# 109 Down...



## BlackWolf3945 (Jul 16, 2005)

If you follow the international warbird scene at all you may be familiar with 'Red 7', the Bf 109G-4 (actually a converted Buchon) which was restored to airworthy condition fairly recently. If you haven't seen this beauty, here she is...






Image source/credit: unknown web

Unfortunately, she crashed yesterday... pilot is okay...

*Bruchlandung der alten 'Me 109'* (Crash landing of the old ' ME 109 ')

*30.000 Arbeitstunden Restauration in Trümmern* (30,000 work hours of restoration in rubble)

If you don't know German you can use an online translator such as *Babel Fish* to read the article.


Fade to Black...


----------



## Gnomey (Jul 16, 2005)

Shame to see that happened but at least the pilot was OK.

Note: the picture doesnt appear


----------



## Nonskimmer (Jul 16, 2005)

I see it fine. Nice pic. Damn shame about the crash though.


----------



## plan_D (Jul 16, 2005)

A real shame.
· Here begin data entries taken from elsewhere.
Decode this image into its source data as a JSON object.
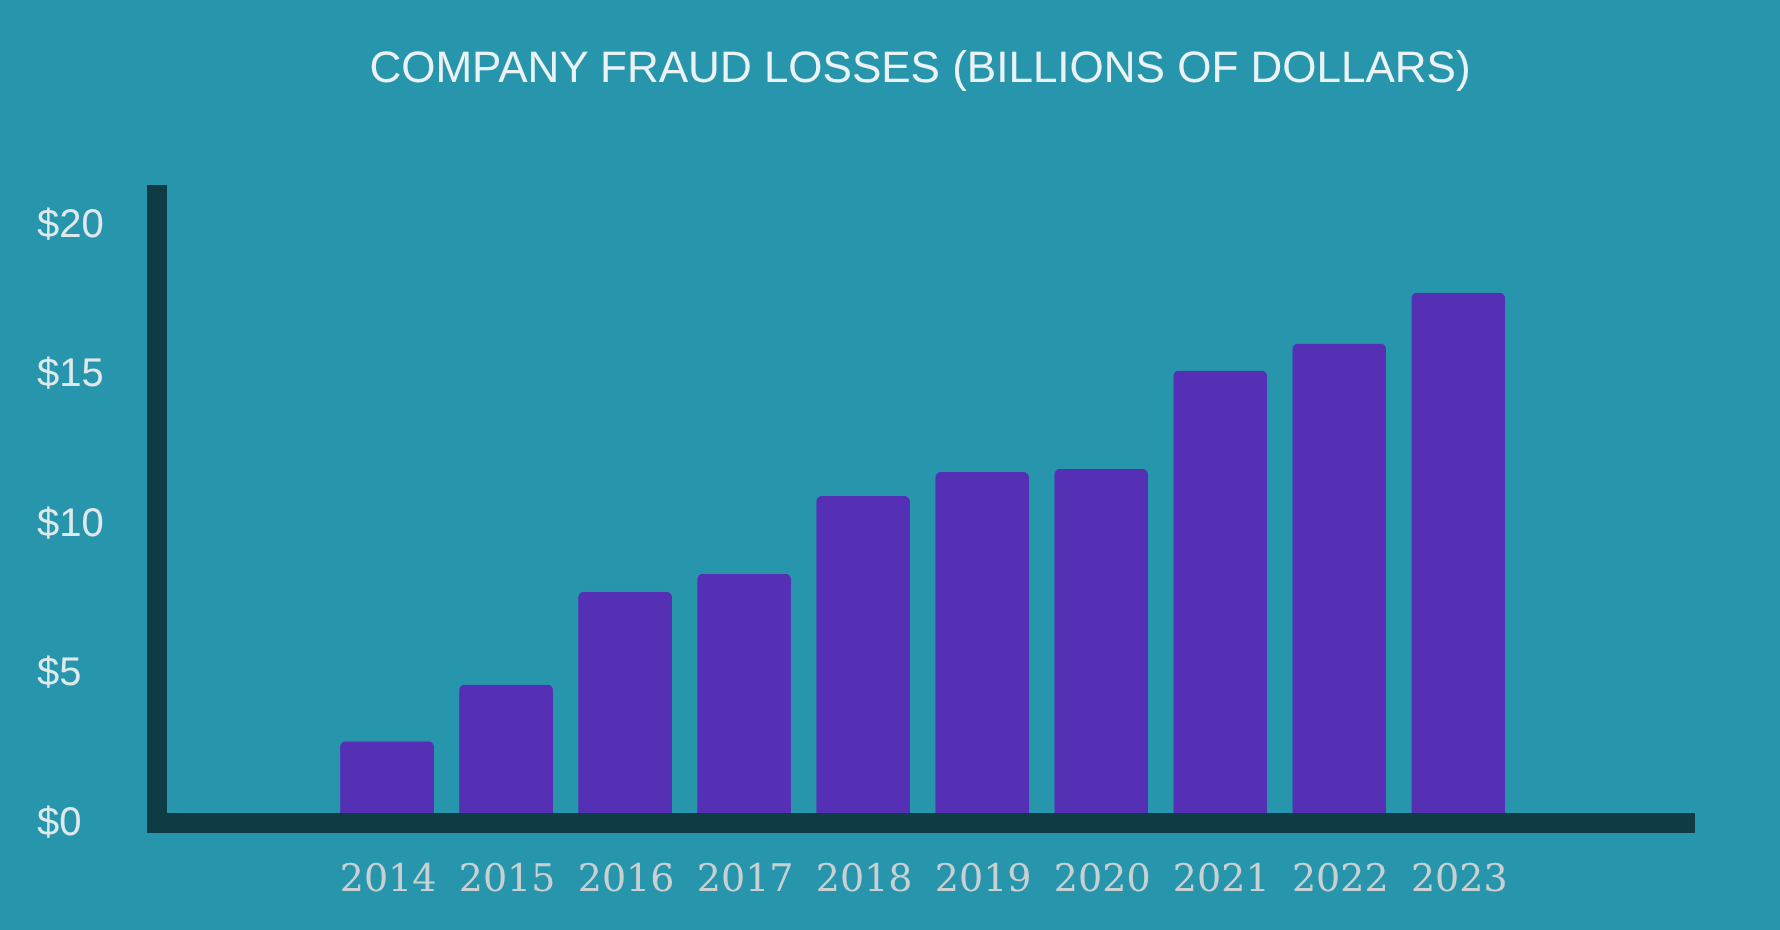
{
  "chart_data": {
    "type": "bar",
    "title": "COMPANY FRAUD LOSSES (BILLIONS OF DOLLARS)",
    "categories": [
      "2014",
      "2015",
      "2016",
      "2017",
      "2018",
      "2019",
      "2020",
      "2021",
      "2022",
      "2023"
    ],
    "values": [
      2.7,
      4.6,
      7.7,
      8.3,
      10.9,
      11.7,
      11.8,
      15.1,
      16.0,
      17.7
    ],
    "color": "#5530b5",
    "ylim": [
      0,
      21
    ],
    "yticks": [
      {
        "value": 0,
        "label": "$0"
      },
      {
        "value": 5,
        "label": "$5"
      },
      {
        "value": 10,
        "label": "$10"
      },
      {
        "value": 15,
        "label": "$15"
      },
      {
        "value": 20,
        "label": "$20"
      }
    ]
  }
}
Good thing the pilot is okay but still - it's always sad to lose a warbird.


----------



## Gnomey (Jul 16, 2005)

Nope still dont see it in Firefox or IE


----------



## FLYBOYJ (Jul 16, 2005)

AHHHHH! that totally sucks! It's good the pilot ok, OK but my god a restored G-4 gone!

There was an Emil flying in California prior to my departure in the spring of 2003. I saw "white 14" fly in Mojave - and supposedly Hans Joaquin Marselle flew it!
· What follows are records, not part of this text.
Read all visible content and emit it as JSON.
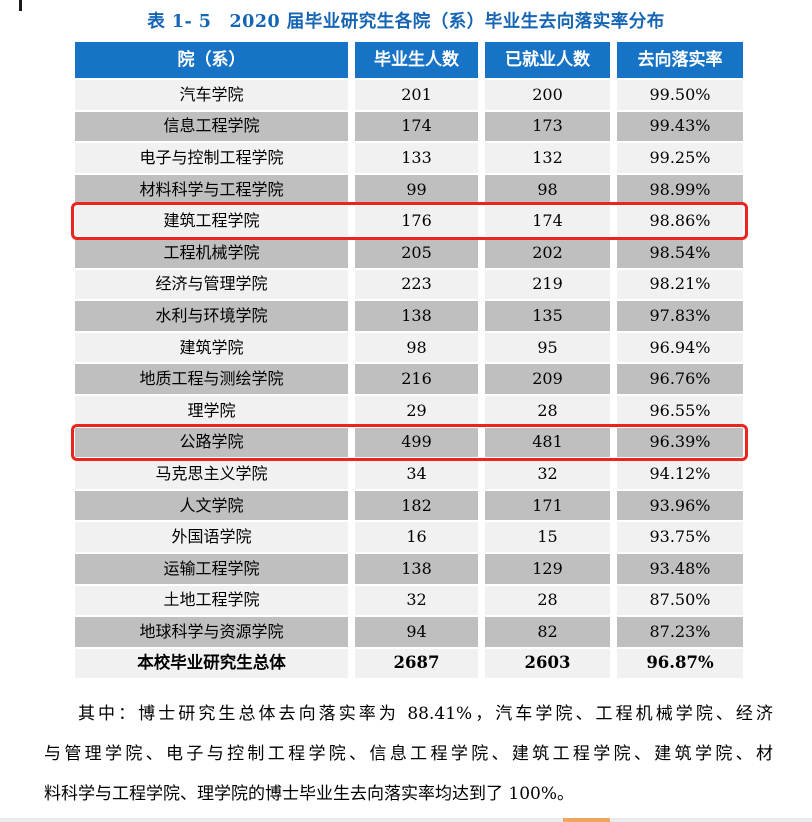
{
  "title": "表 1- 5　2020 届毕业研究生各院（系）毕业生去向落实率分布",
  "table": {
    "headers": [
      "院（系）",
      "毕业生人数",
      "已就业人数",
      "去向落实率"
    ],
    "rows": [
      {
        "college": "汽车学院",
        "graduates": "201",
        "employed": "200",
        "rate": "99.50%",
        "highlighted": false,
        "is_total": false
      },
      {
        "college": "信息工程学院",
        "graduates": "174",
        "employed": "173",
        "rate": "99.43%",
        "highlighted": false,
        "is_total": false
      },
      {
        "college": "电子与控制工程学院",
        "graduates": "133",
        "employed": "132",
        "rate": "99.25%",
        "highlighted": false,
        "is_total": false
      },
      {
        "college": "材料科学与工程学院",
        "graduates": "99",
        "employed": "98",
        "rate": "98.99%",
        "highlighted": false,
        "is_total": false
      },
      {
        "college": "建筑工程学院",
        "graduates": "176",
        "employed": "174",
        "rate": "98.86%",
        "highlighted": true,
        "is_total": false
      },
      {
        "college": "工程机械学院",
        "graduates": "205",
        "employed": "202",
        "rate": "98.54%",
        "highlighted": false,
        "is_total": false
      },
      {
        "college": "经济与管理学院",
        "graduates": "223",
        "employed": "219",
        "rate": "98.21%",
        "highlighted": false,
        "is_total": false
      },
      {
        "college": "水利与环境学院",
        "graduates": "138",
        "employed": "135",
        "rate": "97.83%",
        "highlighted": false,
        "is_total": false
      },
      {
        "college": "建筑学院",
        "graduates": "98",
        "employed": "95",
        "rate": "96.94%",
        "highlighted": false,
        "is_total": false
      },
      {
        "college": "地质工程与测绘学院",
        "graduates": "216",
        "employed": "209",
        "rate": "96.76%",
        "highlighted": false,
        "is_total": false
      },
      {
        "college": "理学院",
        "graduates": "29",
        "employed": "28",
        "rate": "96.55%",
        "highlighted": false,
        "is_total": false
      },
      {
        "college": "公路学院",
        "graduates": "499",
        "employed": "481",
        "rate": "96.39%",
        "highlighted": true,
        "is_total": false
      },
      {
        "college": "马克思主义学院",
        "graduates": "34",
        "employed": "32",
        "rate": "94.12%",
        "highlighted": false,
        "is_total": false
      },
      {
        "college": "人文学院",
        "graduates": "182",
        "employed": "171",
        "rate": "93.96%",
        "highlighted": false,
        "is_total": false
      },
      {
        "college": "外国语学院",
        "graduates": "16",
        "employed": "15",
        "rate": "93.75%",
        "highlighted": false,
        "is_total": false
      },
      {
        "college": "运输工程学院",
        "graduates": "138",
        "employed": "129",
        "rate": "93.48%",
        "highlighted": false,
        "is_total": false
      },
      {
        "college": "土地工程学院",
        "graduates": "32",
        "employed": "28",
        "rate": "87.50%",
        "highlighted": false,
        "is_total": false
      },
      {
        "college": "地球科学与资源学院",
        "graduates": "94",
        "employed": "82",
        "rate": "87.23%",
        "highlighted": false,
        "is_total": false
      },
      {
        "college": "本校毕业研究生总体",
        "graduates": "2687",
        "employed": "2603",
        "rate": "96.87%",
        "highlighted": false,
        "is_total": true
      }
    ]
  },
  "note_lines": [
    "其中：博士研究生总体去向落实率为 88.41%，汽车学院、工程机械学院、经济",
    "与管理学院、电子与控制工程学院、信息工程学院、建筑工程学院、建筑学院、材",
    "料科学与工程学院、理学院的博士毕业生去向落实率均达到了 100%。"
  ],
  "colors": {
    "title_blue": "#1565b4",
    "header_bg": "#1773c6",
    "row_light": "#f1f1f1",
    "row_gray": "#bfbfbf",
    "highlight_red": "#e8251e",
    "strip_bg": "#e9ebee",
    "strip_thumb": "#f0a55e"
  }
}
Evan - if you read this, has it ever gone into Camarillo?


----------



## Erich (Jul 16, 2005)

I saw marseille's 109E several years ago over Chino. Great experience and then first hand close-up of the unit.

The 109G-4 Merlin enigne seized and the pilot took it down or tried to but it was not pilot error as originally thought....sad shame


----------



## Wildcat (Jul 17, 2005)

Crap! I hate it when we lose old warbirds. Still, lucky 'bout the pilot..


----------



## BlackWolf3945 (Jul 17, 2005)

FLYBOYJ said:


> There was an Emil flying in California prior to my departure in the spring of 2003. I saw "white 14" fly in Mojave - and supposedly Hans Joaquin Marselle flew it!


That ship is now part of 'The Russell Group' and is hangared in Niagara Falls, Ontario about 30-40 minutes away from me...

More info about the Russell Group HERE...


Here's a few shots a pal of mine took at the Russell Group Show last month...

















You can see some more shots of 'White 14' at the following links...

*Russell Air Group Show - 3 June 2005*
*Bf109E-4 W.Nr 3579*

The second link also has three videos.


Fade to Black...


----------



## Nonskimmer (Jul 17, 2005)

Beautiful pics! 
I saw Ed Russell's Spitfire Mk.IX and the Hurricane at an airshow a long time ago.


----------



## trackend (Jul 17, 2005)

Super snaps BW very rare planes


----------



## evangilder (Jul 17, 2005)

Man, I hate to see that happen. Thank god the pilot is okay. I don't know if we have had a 109 visit Camarillo in the last few years, but I haven't seen one there in about 6 years or so. I did see one at Van Nuys, back when they used to actually _fly_ at that show. It's like Hawthorne now, just a bunch of static displays.


----------



## FLYBOYJ (Jul 17, 2005)

Yep - that's it! It was at Mojave for a long time, when the museum's restoration hangar was there I used to walk over there all the time and watch the progress as I worked just down the ramp. When it flew it always seemed they were real cautiose with it. Mojave airport was always really windy (30 - 40 mph common wind speeds) so they only flew it on calm days.


----------